Sunday, May 29, 2011

NEW CROP OF CERTIFIED ORGANIC KABOCHA PUMPKINS NOW AVAILABLE


A great result - over 300 Kabocha Certified Organic pumpkins harvested this year!

Kabocha is a Japanese variety of winter squash. The word kabocha has come to mean a general type of winter squash to many English-speaking growers and buyers. In some cultures it is revered as an aphrodisiac. Kabocha is commonly called Japanese pumpkin in Australia and New Zealand. In Japan, the word kabocha may refer to either this squash or to the Western-style pumpkin.

It's popular for its strong yet sweet flavor and moist, fluffy texture, which is like chestnuts.

CHARACTERISTICS: Kabocha is hard, has knobbly-looking skin, is shaped like a squatty pumpkin, and has a dull finished deep green skin with some celadon-to-white stripes and an intense yellow-orange colour on the inside.
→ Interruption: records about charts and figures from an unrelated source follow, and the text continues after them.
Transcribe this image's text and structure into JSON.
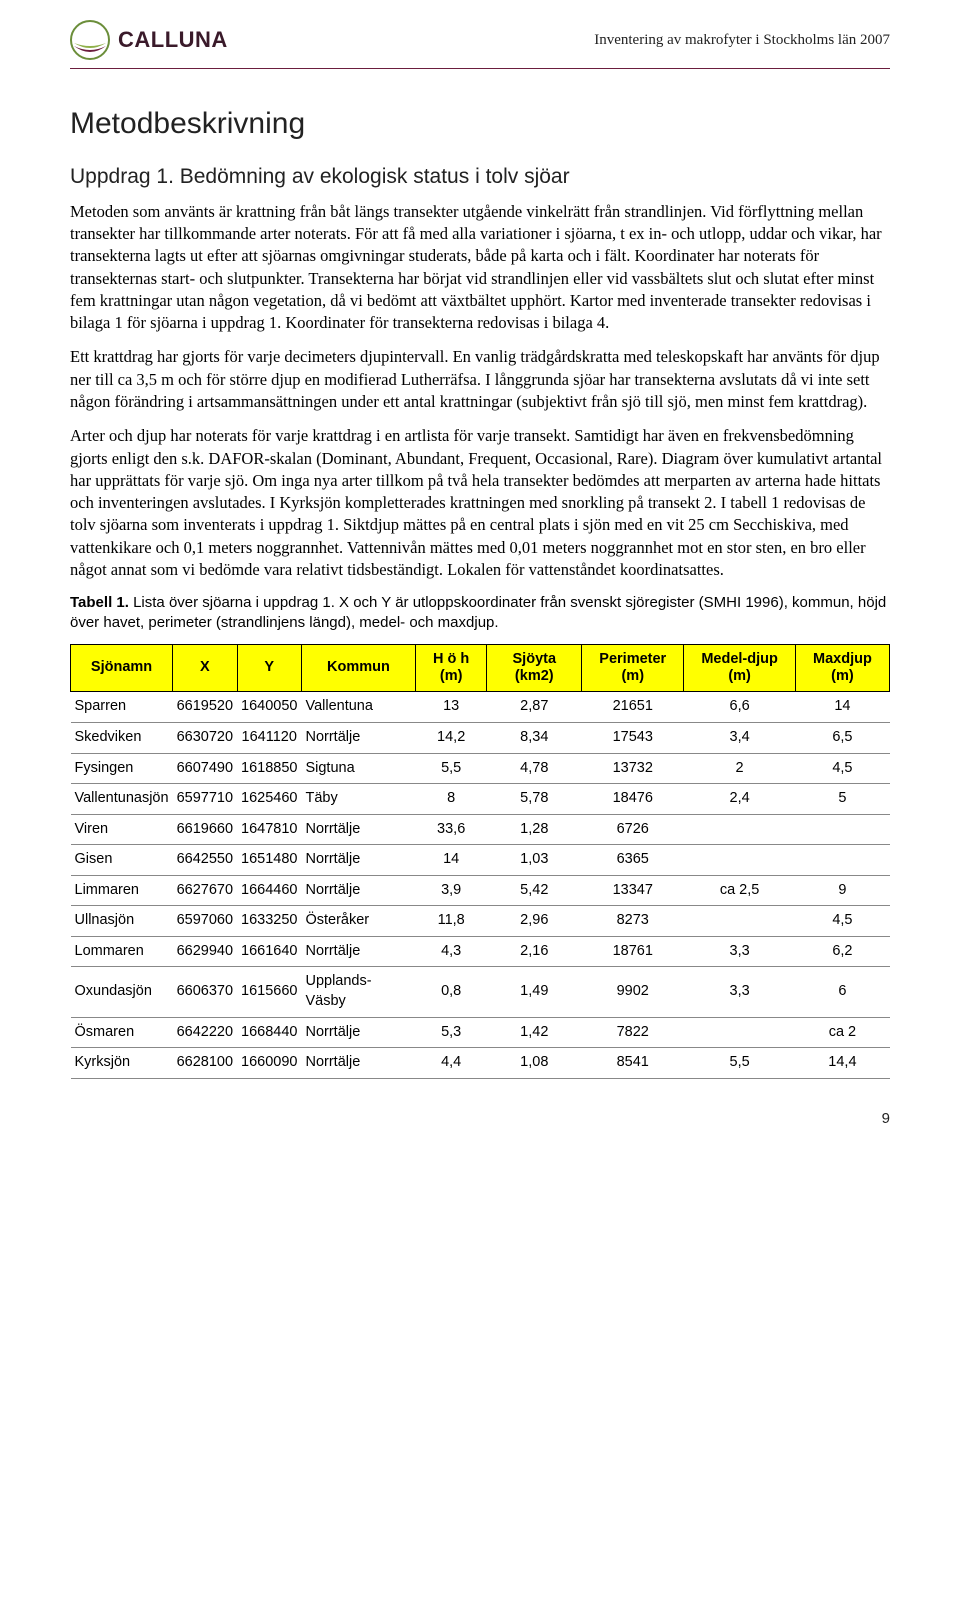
{
  "header": {
    "logo_text": "CALLUNA",
    "doc_title": "Inventering av makrofyter i Stockholms län 2007"
  },
  "section_title": "Metodbeskrivning",
  "subsection_title": "Uppdrag 1. Bedömning av ekologisk status i tolv sjöar",
  "paragraphs": [
    "Metoden som använts är krattning från båt längs transekter utgående vinkelrätt från strandlinjen. Vid förflyttning mellan transekter har tillkommande arter noterats. För att få med alla variationer i sjöarna, t ex in- och utlopp, uddar och vikar, har transekterna lagts ut efter att sjöarnas omgivningar studerats, både på karta och i fält. Koordinater har noterats för transekternas start- och slutpunkter. Transekterna har börjat vid strandlinjen eller vid vassbältets slut och slutat efter minst fem krattningar utan någon vegetation, då vi bedömt att växtbältet upphört. Kartor med inventerade transekter redovisas i bilaga 1 för sjöarna i uppdrag 1. Koordinater för transekterna redovisas i bilaga 4.",
    "Ett krattdrag har gjorts för varje decimeters djupintervall. En vanlig trädgårdskratta med teleskopskaft har använts för djup ner till ca 3,5 m och för större djup en modifierad Lutherräfsa. I långgrunda sjöar har transekterna avslutats då vi inte sett någon förändring i artsammansättningen under ett antal krattningar (subjektivt från sjö till sjö, men minst fem krattdrag).",
    "Arter och djup har noterats för varje krattdrag i en artlista för varje transekt. Samtidigt har även en frekvensbedömning gjorts enligt den s.k. DAFOR-skalan (Dominant, Abundant, Frequent, Occasional, Rare). Diagram över kumulativt artantal har upprättats för varje sjö. Om inga nya arter tillkom på två hela transekter bedömdes att merparten av arterna hade hittats och inventeringen avslutades. I Kyrksjön kompletterades krattningen med snorkling på transekt 2. I tabell 1 redovisas de tolv sjöarna som inventerats i uppdrag 1. Siktdjup mättes på en central plats i sjön med en vit 25 cm Secchiskiva, med vattenkikare och 0,1 meters noggrannhet. Vattennivån mättes med 0,01 meters noggrannhet mot en stor sten, en bro eller något annat som vi bedömde vara relativt tidsbeständigt. Lokalen för vattenståndet koordinatsattes."
  ],
  "table_caption": {
    "label": "Tabell 1.",
    "text": " Lista över sjöarna i uppdrag 1. X och Y är utloppskoordinater från svenskt sjöregister (SMHI 1996), kommun, höjd över havet, perimeter (strandlinjens längd), medel- och maxdjup."
  },
  "table": {
    "columns": [
      "Sjönamn",
      "X",
      "Y",
      "Kommun",
      "H ö h (m)",
      "Sjöyta (km2)",
      "Perimeter (m)",
      "Medel-djup (m)",
      "Maxdjup (m)"
    ],
    "rows": [
      [
        "Sparren",
        "6619520",
        "1640050",
        "Vallentuna",
        "13",
        "2,87",
        "21651",
        "6,6",
        "14"
      ],
      [
        "Skedviken",
        "6630720",
        "1641120",
        "Norrtälje",
        "14,2",
        "8,34",
        "17543",
        "3,4",
        "6,5"
      ],
      [
        "Fysingen",
        "6607490",
        "1618850",
        "Sigtuna",
        "5,5",
        "4,78",
        "13732",
        "2",
        "4,5"
      ],
      [
        "Vallentunasjön",
        "6597710",
        "1625460",
        "Täby",
        "8",
        "5,78",
        "18476",
        "2,4",
        "5"
      ],
      [
        "Viren",
        "6619660",
        "1647810",
        "Norrtälje",
        "33,6",
        "1,28",
        "6726",
        "",
        ""
      ],
      [
        "Gisen",
        "6642550",
        "1651480",
        "Norrtälje",
        "14",
        "1,03",
        "6365",
        "",
        ""
      ],
      [
        "Limmaren",
        "6627670",
        "1664460",
        "Norrtälje",
        "3,9",
        "5,42",
        "13347",
        "ca 2,5",
        "9"
      ],
      [
        "Ullnasjön",
        "6597060",
        "1633250",
        "Österåker",
        "11,8",
        "2,96",
        "8273",
        "",
        "4,5"
      ],
      [
        "Lommaren",
        "6629940",
        "1661640",
        "Norrtälje",
        "4,3",
        "2,16",
        "18761",
        "3,3",
        "6,2"
      ],
      [
        "Oxundasjön",
        "6606370",
        "1615660",
        "Upplands-Väsby",
        "0,8",
        "1,49",
        "9902",
        "3,3",
        "6"
      ],
      [
        "Ösmaren",
        "6642220",
        "1668440",
        "Norrtälje",
        "5,3",
        "1,42",
        "7822",
        "",
        "ca 2"
      ],
      [
        "Kyrksjön",
        "6628100",
        "1660090",
        "Norrtälje",
        "4,4",
        "1,08",
        "8541",
        "5,5",
        "14,4"
      ]
    ],
    "header_bg": "#ffff00",
    "border_color": "#000000",
    "row_border_color": "#888888"
  },
  "page_number": "9",
  "brand_color": "#6b1e3e"
}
An average kabocha weighs 1-1 ½ kgs but can weigh as much as 4 kgs.

It has an exceptional naturally sweet flavour, even sweeter than butternut squash. It is similar in texture and flavor to a pumpkin and a sweet potato combined. Like other squash-family members, it is commonly mixed in side dishes and soups or anywhere pumpkin, potato, or other squash would be. It is a common ingredient in vegetable tempura and can be made into soup.

NUTRITION: It is rich in beta carotene with iron, vitamin C, potassium and smaller traces of calcum, folic acid, and minute amounts of B vitamins.

RIPENING: When kabocha is just harvested, it is still growing. Therefore, unlike other vegetables and fruits, freshness is not as important. It should be fully matured first, in order to become flavourful. First, kabocha is ripened in a warm place (25°C) for 13 days, during which some of the starch converts to carbohydrate content. Then it is transferred to a cool place (10°C) and stored for about a month in order to increase its carbohydrate content. In this way the just-harvested, dry, bland-tasting kabocha is transformed into smooth, sweet kabocha. Fully ripened, succulent kabocha will have reddish-yellow flesh and a hard skin with a dry, corky stem. It reaches the peak of ripeness about 1.5–3 months after it is harvested.